Atos voit aussi l’intérêt de se rapprocher des opérateurs télécoms. « Tous ces cas d’usage liés à la computer vision sont parfaits pour monétiser les investissements dans la 5G et les déploiements Edge pour les opérateurs qui n’ont pas forcément les interlocuteurs métiers dans les entreprises », estime Jérôme Sandrini. « Nous avons signé un premier accord avec Verizon aux États-Unis et nous sommes en discussion avec une dizaine d’acteurs dans le monde ».

Alors qu’Atos est en difficulté financière, la croissance de l’activité autour de la vision par ordinateur serait observée de près.

« Ce focus sur la computer vision fait partie intégrante de la stratégie et c’est un moteur de croissance potentiel qui est pris très au sérieux. »
Jérôme SandriniGlobal Head of 5G and AI Solutions, Atos

« Atos a été très clair sur sa volonté de devenir un acteur majeur de l’intelligence artificielle », répond le responsable. « Ce focus sur la computer vision fait partie intégrante de la stratégie et c’est un moteur de croissance potentielle qui est pris très au sérieux ».
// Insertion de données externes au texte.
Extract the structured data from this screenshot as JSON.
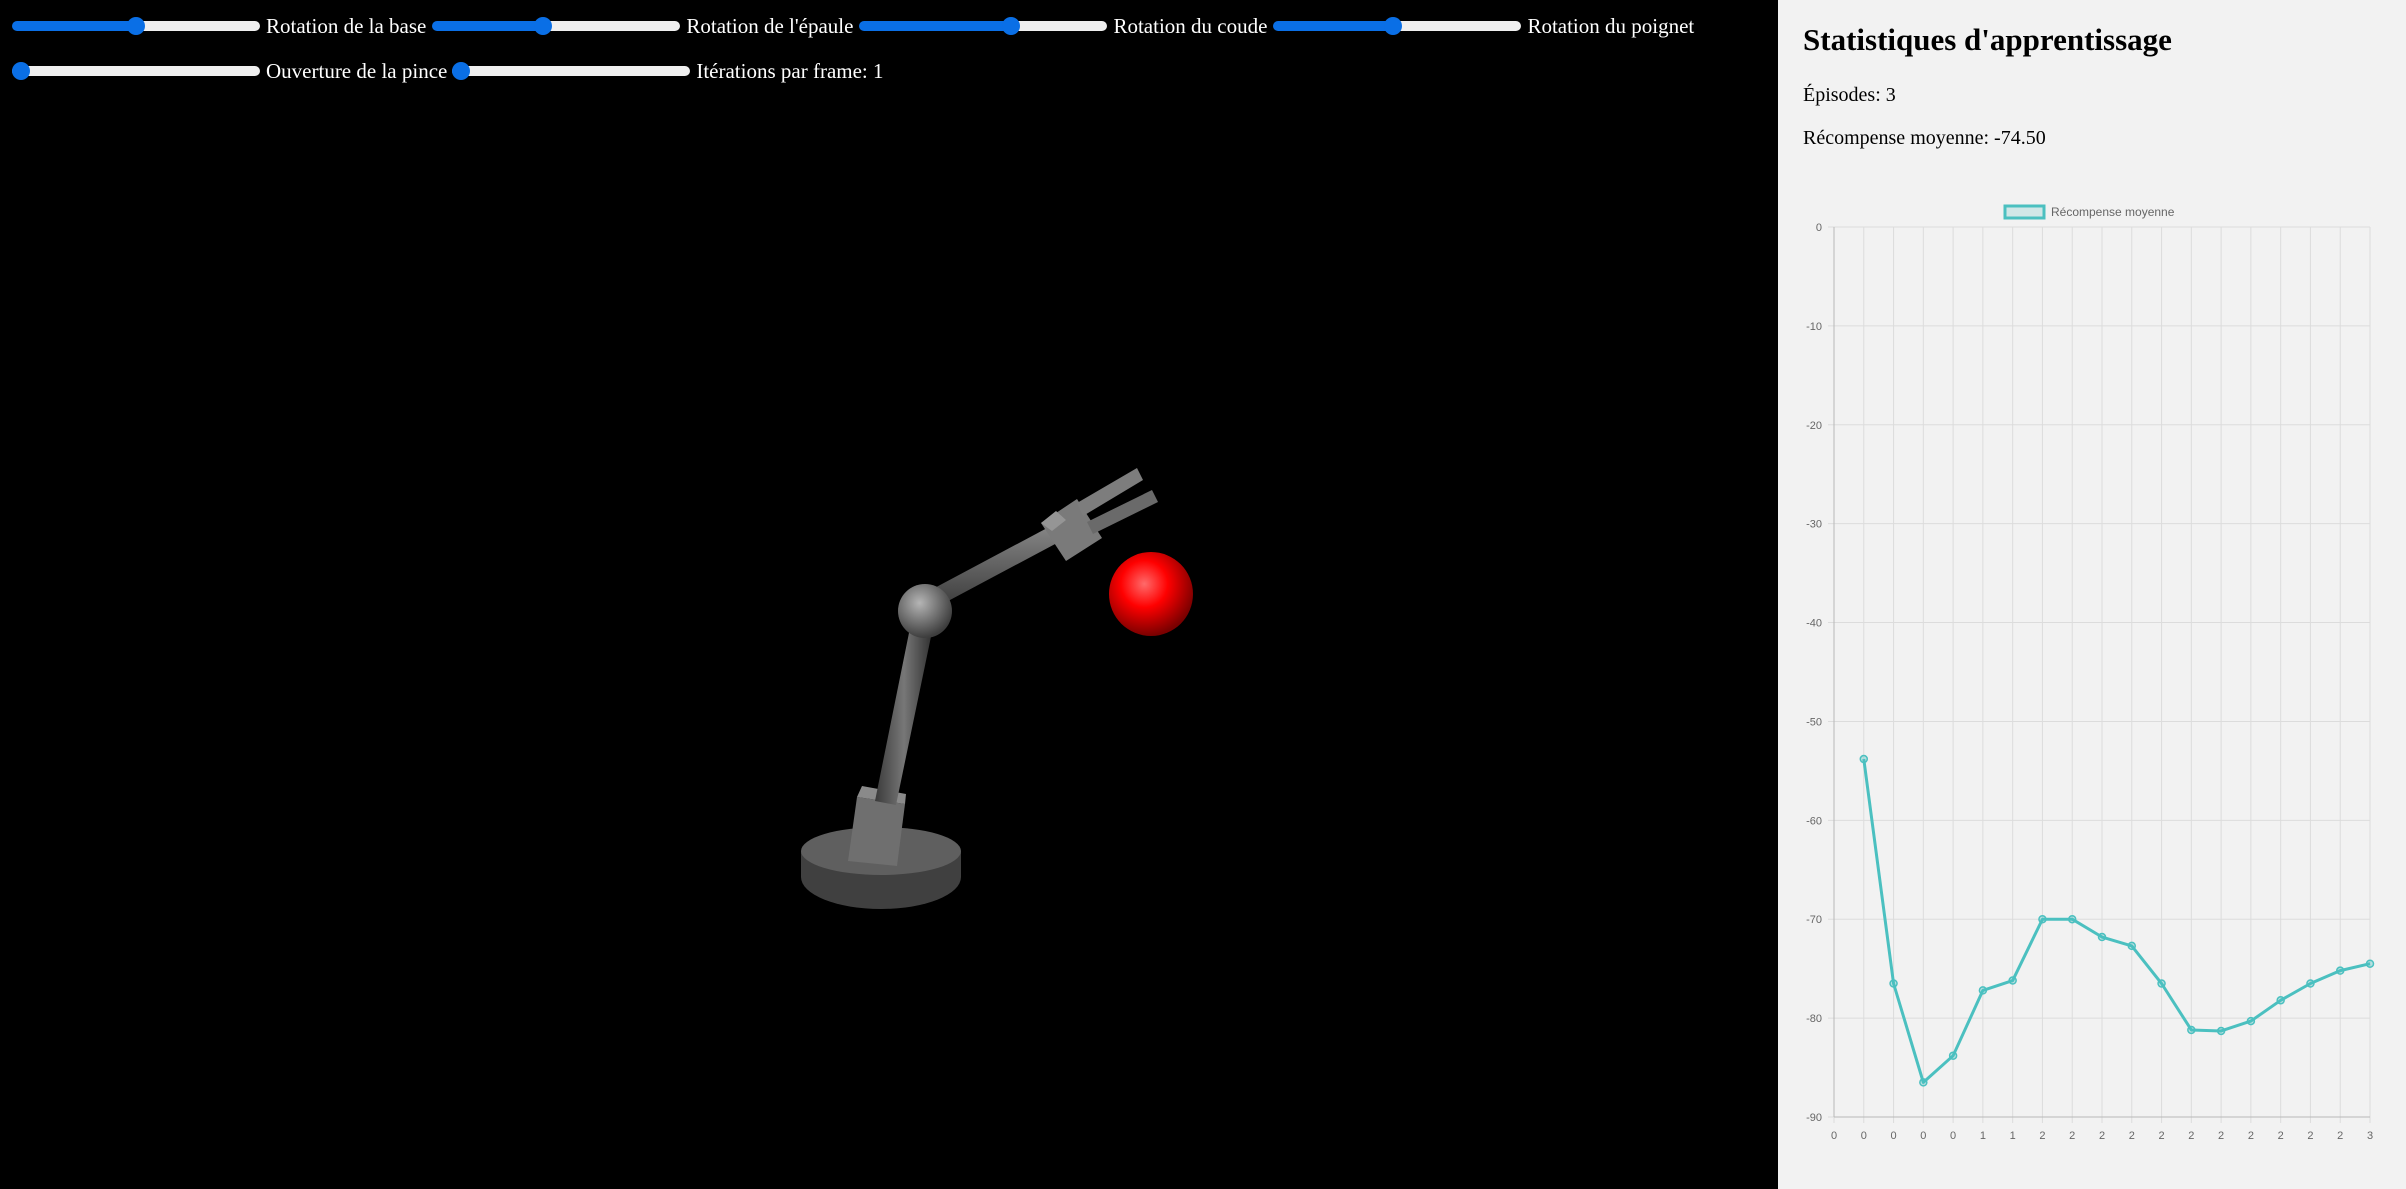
{
  "sliders": [
    {
      "id": "base",
      "label": "Rotation de la base",
      "value": 0.5
    },
    {
      "id": "shoulder",
      "label": "Rotation de l'épaule",
      "value": 0.44
    },
    {
      "id": "elbow",
      "label": "Rotation du coude",
      "value": 0.62
    },
    {
      "id": "wrist",
      "label": "Rotation du poignet",
      "value": 0.48
    },
    {
      "id": "gripper",
      "label": "Ouverture de la pince",
      "value": 0.0
    },
    {
      "id": "iterations",
      "label": "Itérations par frame: 1",
      "value": 0.0
    }
  ],
  "stats": {
    "title": "Statistiques d'apprentissage",
    "episodes_text": "Épisodes: 3",
    "avg_reward_text": "Récompense moyenne: -74.50"
  },
  "colors": {
    "slider_accent": "#0a6fe6",
    "line": "#4bc0c0",
    "target": "#ff0000",
    "panel_bg": "#f2f2f2"
  },
  "chart_data": {
    "type": "line",
    "title": "",
    "xlabel": "",
    "ylabel": "",
    "legend_position": "top",
    "grid": true,
    "ylim": [
      -90,
      0
    ],
    "y_ticks": [
      0,
      -10,
      -20,
      -30,
      -40,
      -50,
      -60,
      -70,
      -80,
      -90
    ],
    "x_ticks": [
      "0",
      "0",
      "0",
      "0",
      "0",
      "1",
      "1",
      "2",
      "2",
      "2",
      "2",
      "2",
      "2",
      "2",
      "2",
      "2",
      "2",
      "2",
      "3"
    ],
    "series": [
      {
        "name": "Récompense moyenne",
        "values": [
          -53.8,
          -76.5,
          -86.5,
          -83.8,
          -77.2,
          -76.2,
          -70.0,
          -70.0,
          -71.8,
          -72.7,
          -76.5,
          -81.2,
          -81.3,
          -80.3,
          -78.2,
          -76.5,
          -75.2,
          -74.5
        ]
      }
    ]
  }
}
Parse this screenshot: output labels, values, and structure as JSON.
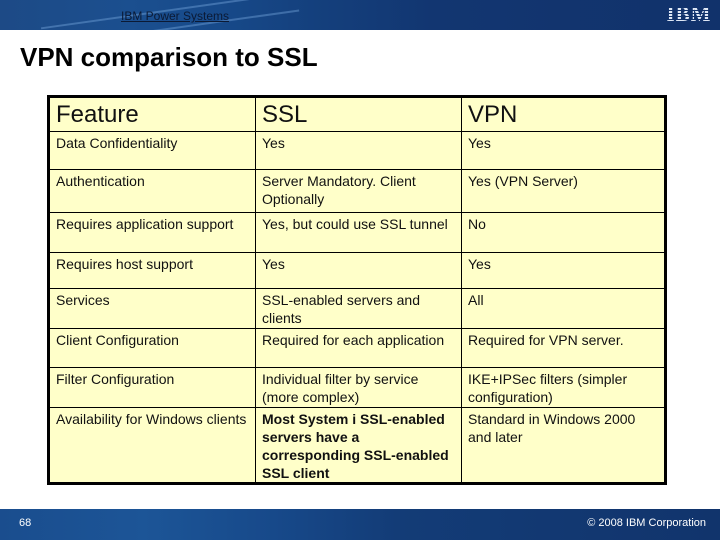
{
  "header": {
    "brand_link": "IBM Power Systems",
    "logo": "IBM"
  },
  "title": "VPN comparison to SSL",
  "table": {
    "columns": [
      "Feature",
      "SSL",
      "VPN"
    ],
    "rows": [
      {
        "feature": "Data Confidentiality",
        "ssl": "Yes",
        "vpn": "Yes"
      },
      {
        "feature": "Authentication",
        "ssl": "Server Mandatory.  Client Optionally",
        "vpn": "Yes (VPN Server)"
      },
      {
        "feature": "Requires application support",
        "ssl": "Yes, but could use SSL tunnel",
        "vpn": "No"
      },
      {
        "feature": "Requires host support",
        "ssl": "Yes",
        "vpn": "Yes"
      },
      {
        "feature": "Services",
        "ssl": "SSL-enabled servers and clients",
        "vpn": "All"
      },
      {
        "feature": "Client Configuration",
        "ssl": "Required for each application",
        "vpn": "Required for VPN server."
      },
      {
        "feature": "Filter Configuration",
        "ssl": "Individual filter by service (more complex)",
        "vpn": "IKE+IPSec filters (simpler configuration)"
      },
      {
        "feature": "Availability for Windows clients",
        "ssl": "Most System i SSL-enabled servers have a corresponding SSL-enabled SSL client",
        "vpn": "Standard in Windows 2000 and later"
      }
    ]
  },
  "footer": {
    "page_number": "68",
    "copyright": "© 2008 IBM Corporation"
  }
}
Il y a toutefois une marge de progression que le groupe français doit anticiper.

« C’est à la fois une activité qui génère suffisamment de chiffres d’affaires pour attirer l’attention, et à la fois une activité sur laquelle nous parions sur les trois à cinq années à venir, étant donné les taux de croissance observés et le fait qu’elle combine stratégiquement plusieurs spécialités du groupe ».